Three ways programming made me a better electrician

In undergrad one of my friends switched majors from computer science to pre-dentistry because she didn’t think that programming was a truly useful skill. Sure, it could get her a job, but in the event of a zombie apocalypse or time portal accident no one would need her to build a website or compile binaries, but people would always need their teeth pulled.
At the time I thought her logic was reasonable, but I’ve recently bought my first house and in the process of fixing its myriad of problems have come to the realization that programming helps develop several transferable skills in fields where no computers are even used. Here are three examples of how I’ve used these skills in fixing electrical problems in my new house:
Anything Can be Debugged
When the project I’m working on doesn’t easily provide interactivity or print statements, like with hardware description languages on FPGAs or C/C++ code before I learned how to use gdb, I use a variation of the “wolf fence algorithm” to make it work.

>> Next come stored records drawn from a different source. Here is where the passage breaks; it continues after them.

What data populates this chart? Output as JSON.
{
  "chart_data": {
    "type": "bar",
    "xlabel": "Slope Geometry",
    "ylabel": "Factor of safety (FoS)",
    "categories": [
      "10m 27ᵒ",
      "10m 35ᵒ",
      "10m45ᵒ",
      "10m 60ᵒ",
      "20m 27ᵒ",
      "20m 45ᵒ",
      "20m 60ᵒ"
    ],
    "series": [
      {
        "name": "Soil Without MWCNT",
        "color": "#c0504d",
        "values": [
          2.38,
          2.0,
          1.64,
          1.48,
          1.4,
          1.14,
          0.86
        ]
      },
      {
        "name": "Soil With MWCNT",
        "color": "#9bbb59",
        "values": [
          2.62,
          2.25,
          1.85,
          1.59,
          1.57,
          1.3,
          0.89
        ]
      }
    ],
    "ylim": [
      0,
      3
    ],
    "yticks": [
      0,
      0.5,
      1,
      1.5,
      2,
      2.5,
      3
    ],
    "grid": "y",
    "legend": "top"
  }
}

Though you might not have heard of this term, you’ve likely used it. The algorithm solves the problem of how you find a lone wolf in Alaska: build a wall bisecting the state, then listen in either section for the howl. Then bisect the section with a howl again, and again and again, until you’re within biting distance.
This algorithm can be applied to figuring out why a circuit in your house isn’t providing power like it can to finding segmentation faults in your code: make one change between tests and iterate based on the result. Of course, the tricky part of debugging is often coming up with what to try next, but just as there’s a finite number of lines in your code, there’s a finite number of switches and outlets on any circuit.
The User Comes First
Budgeting time to think about how my project is going to be used before implementation saves time down the road. I’ve wasted effort by building a slew of functionality when I only needed it to do one thing well. I’ve spent days prettifying GUIs and then been frustrated when the most common action takes three button clicks instead of one.
Similarly, it’s important to think about how I’m going to live in my house before I make any changes to it. If I’m too short to reach, does it make sense to wire a switch on a ceiling light fixture as well as one on the wall? If my taller husband uses the ceiling switch, it will cause me frustration when the wall switch doesn’t turn the light on. It doesn’t make sense to add USB power to the outlet under my desk if there’s no way I’d get get on my hands and knees to use it, but it does make sense to add it to the closest outlet to my door so that I can charge my phone while I’m waiting for my ride.
Fear is the Progress Killer
I’ve worked on projects where I felt fear — what if my website has a security vulnerability and hackers take it over? What if I’m reading in the gray codes from this motor incorrectly and I make it overshoot its target? Though these were serious issues, had I attempted to guarantee that they would not happen, I never would have progressed. The same is true for electrical work. Though there is a serious risk of death if I stick your wet hand directly into a service, the consequences of messing up when a few precautions are taken are not serious enough to discourage me from trying.
If I backup my code and test in a sandbox environment, the consequences of a hacker finding my vulnerabilities are small because I can always shut down my website and try again. If I turn off the circuit I’m working on, and the consequences of mis-wiring an outlet are small because my house has more than one outlet.
I believe that these three examples are enough to qualify me as a useful member of my friend’s compound in the upcoming zombie apocalypse. Less facetiously, I think they provide an important point when it comes to deciding our educational goals.
In high school and undergrad, the humanities and social and natural sciences were sold as courses that would teach me how to think, whereas engineering, technology and business would teach me practical, specific skills. But this did not end up being my experience: programming has taught me how to think as much as the philosophy and history classes I took. We often enforce the message of learning to program in order to build a specific thing, but relatively little on the fundamentally transformative effects of thinking like a programmer.